Вскоре дело прояснилось. «Щенками» называли четвертинки, то есть таким способом Агата проносила в тюрьму по пол-литра чистого спирта ежедневно. Потом его разводили водой и пускали в продажу. Кассу взяла на себя Аферистка. Тем, кто обращался в импровизированный магазин, нужно было иметь при себе тару. Бизнес расцветал на глазах. К моему полному отчаянию, двери нашей камеры теперь не закрывались. Передышка наступала только к вечернему отбою. Агата, видно, улавливала мое настроение, потому что время от времени я чувствовала на себе ее пристальный взгляд. Нет, она не боялась, что я настучу, это было другое. Она проверяла, насколько эта новая ситуация меня напрягала. Несмотря на очевидную невежественность, даже тупость, глупой она вовсе не была, обладая своеобразным чувством юмора и чуткостью – на свой манер. Благодаря этому, она уловила мое отношение к происходящему. А я, в свою очередь, с помощью телепатии старалась донести до нее свое явное неодобрение. Я с большим трудом смирилась с новым для себя образом жизни, но то, что творилось теперь в нашей камере, напоминало вокзал, где без конца сновали чужие люди.

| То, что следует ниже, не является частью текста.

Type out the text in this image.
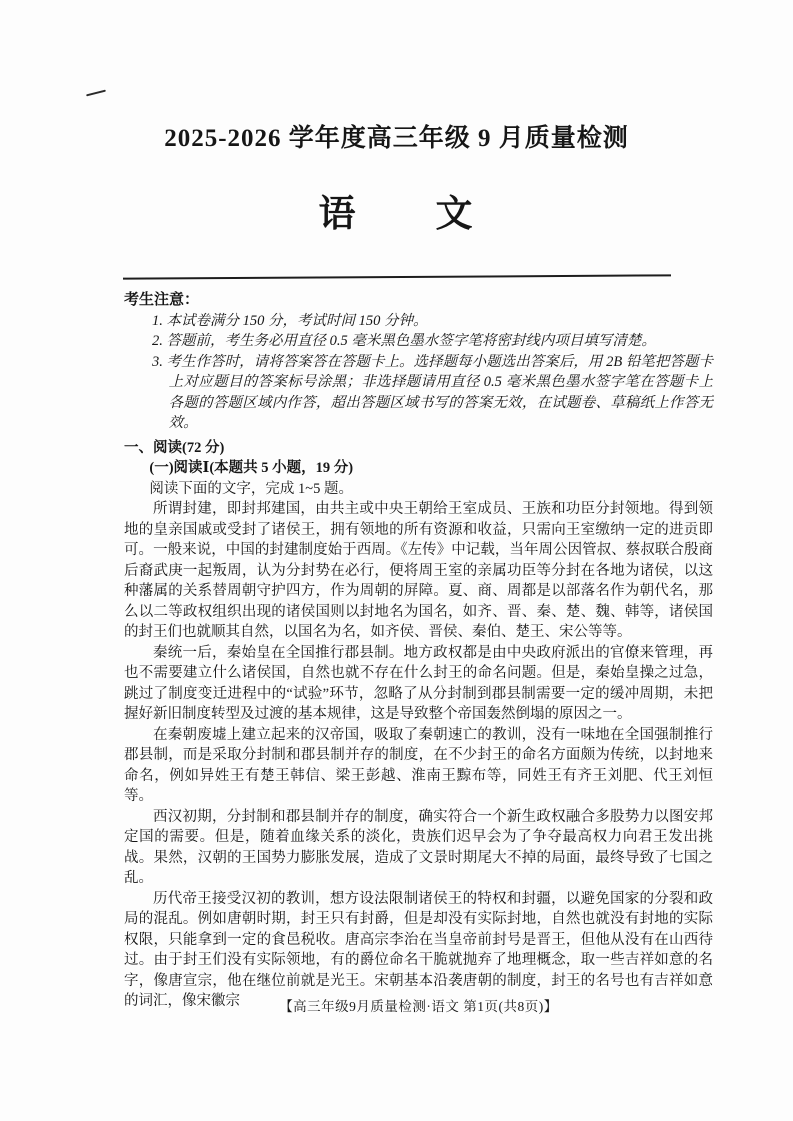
2025-2026 学年度高三年级 9 月质量检测
语　　文
考生注意：
1. 本试卷满分 150 分，考试时间 150 分钟。
2. 答题前，考生务必用直径 0.5 毫米黑色墨水签字笔将密封线内项目填写清楚。
3. 考生作答时，请将答案答在答题卡上。选择题每小题选出答案后，用 2B 铅笔把答题卡上对应题目的答案标号涂黑；非选择题请用直径 0.5 毫米黑色墨水签字笔在答题卡上各题的答题区域内作答，超出答题区域书写的答案无效，在试题卷、草稿纸上作答无效。
一、阅读(72 分)
(一)阅读Ⅰ(本题共 5 小题，19 分)
阅读下面的文字，完成 1~5 题。

所谓封建，即封邦建国，由共主或中央王朝给王室成员、王族和功臣分封领地。得到领地的皇亲国戚或受封了诸侯王，拥有领地的所有资源和收益，只需向王室缴纳一定的进贡即可。一般来说，中国的封建制度始于西周。《左传》中记载，当年周公因管叔、蔡叔联合殷商后裔武庚一起叛周，认为分封势在必行，便将周王室的亲属功臣等分封在各地为诸侯，以这种藩属的关系替周朝守护四方，作为周朝的屏障。夏、商、周都是以部落名作为朝代名，那么以二等政权组织出现的诸侯国则以封地名为国名，如齐、晋、秦、楚、魏、韩等，诸侯国的封王们也就顺其自然，以国名为名，如齐侯、晋侯、秦伯、楚王、宋公等等。

秦统一后，秦始皇在全国推行郡县制。地方政权都是由中央政府派出的官僚来管理，再也不需要建立什么诸侯国，自然也就不存在什么封王的命名问题。但是，秦始皇操之过急，跳过了制度变迁进程中的“试验”环节，忽略了从分封制到郡县制需要一定的缓冲周期，未把握好新旧制度转型及过渡的基本规律，这是导致整个帝国轰然倒塌的原因之一。

在秦朝废墟上建立起来的汉帝国，吸取了秦朝速亡的教训，没有一味地在全国强制推行郡县制，而是采取分封制和郡县制并存的制度，在不少封王的命名方面颇为传统，以封地来命名，例如异姓王有楚王韩信、梁王彭越、淮南王黥布等，同姓王有齐王刘肥、代王刘恒等。

西汉初期，分封制和郡县制并存的制度，确实符合一个新生政权融合多股势力以图安邦定国的需要。但是，随着血缘关系的淡化，贵族们迟早会为了争夺最高权力向君王发出挑战。果然，汉朝的王国势力膨胀发展，造成了文景时期尾大不掉的局面，最终导致了七国之乱。

历代帝王接受汉初的教训，想方设法限制诸侯王的特权和封疆，以避免国家的分裂和政局的混乱。例如唐朝时期，封王只有封爵，但是却没有实际封地，自然也就没有封地的实际权限，只能拿到一定的食邑税收。唐高宗李治在当皇帝前封号是晋王，但他从没有在山西待过。由于封王们没有实际领地，有的爵位命名干脆就抛弃了地理概念，取一些吉祥如意的名字，像唐宣宗，他在继位前就是光王。宋朝基本沿袭唐朝的制度，封王的名号也有吉祥如意的词汇，像宋徽宗	【高三年级9月质量检测·语文 第1页(共8页)】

В один прекрасный день я услышала, как Агата говорит своей партнерше по бизнесу:

– Надо бы нам, Валентина, установить часы торговли. А то шастают, когда хотят, никакого покоя.

Аферистка удивленно вытаращила глаза:

– Даты что, мы можем потерять клиентов!

– У нас нет конкурентов, – заметила Агата. – Пусти по кругу, что продажа – с шести часов и до ужина, в субботу и воскресенье не работаем.

Товарка Агаты была явно не в восторге от этой идеи.

– Бизнесменшей тебе никогда не стать.

– Держи кассу и рот на замке, – резко прикрикнула на нее прожженная контрабандистка. – И не думай, что ты хитрее других, не то схлопочешь второй срок. Если сюда постоянно будут таскаться все кому не лень, в конце концов это дойдет до начальника. А он иногда любит устроить налет… Вот поэтому два, а не три «щенка», и товар нельзя складировать, все тут же должно идти в оборот.

– Да ты почти прикрываешь дело.

– Не прикрываю, а регулирую, дурья твоя башка! – Агата была уже в ярости, и Аферистка притихла, не желая быть нокаутированной, как Маска.

Стало поспокойней. Поначалу, как только наступало свободное время, сразу появлялись клиенты, вернее, клиентки. Надо сказать, что надзирательницы тоже заглядывали, якобы проверить, всели в порядке, но не протестовали, когда Агата или Аферистка совали им бутылку в карман. Надзирательницам не надо было платить. Это была взятка, которую спекулянтки давали без разговора. Но со временем до всех дошло, что вне условленного времени они ничего не получат, и постепенно визиты сократились.


Скажи мне кто-нибудь раньше, что я буду цепляться за свои права официальной жены, я бы не поверила. До этого момента женщины, любой ценой пытающиеся сохранить свой брак, неважно по каким причинам – ради детей или из страха перед одиночеством, вызывали во мне презрение. Я расценивала несогласие на развод как своего рода шантаж. Если уж человек решил уйти, то ему не надо мешать, утверждала я. Но, оказавшись в подобной ситуации, я малость подрастеряла былую самоуверенность.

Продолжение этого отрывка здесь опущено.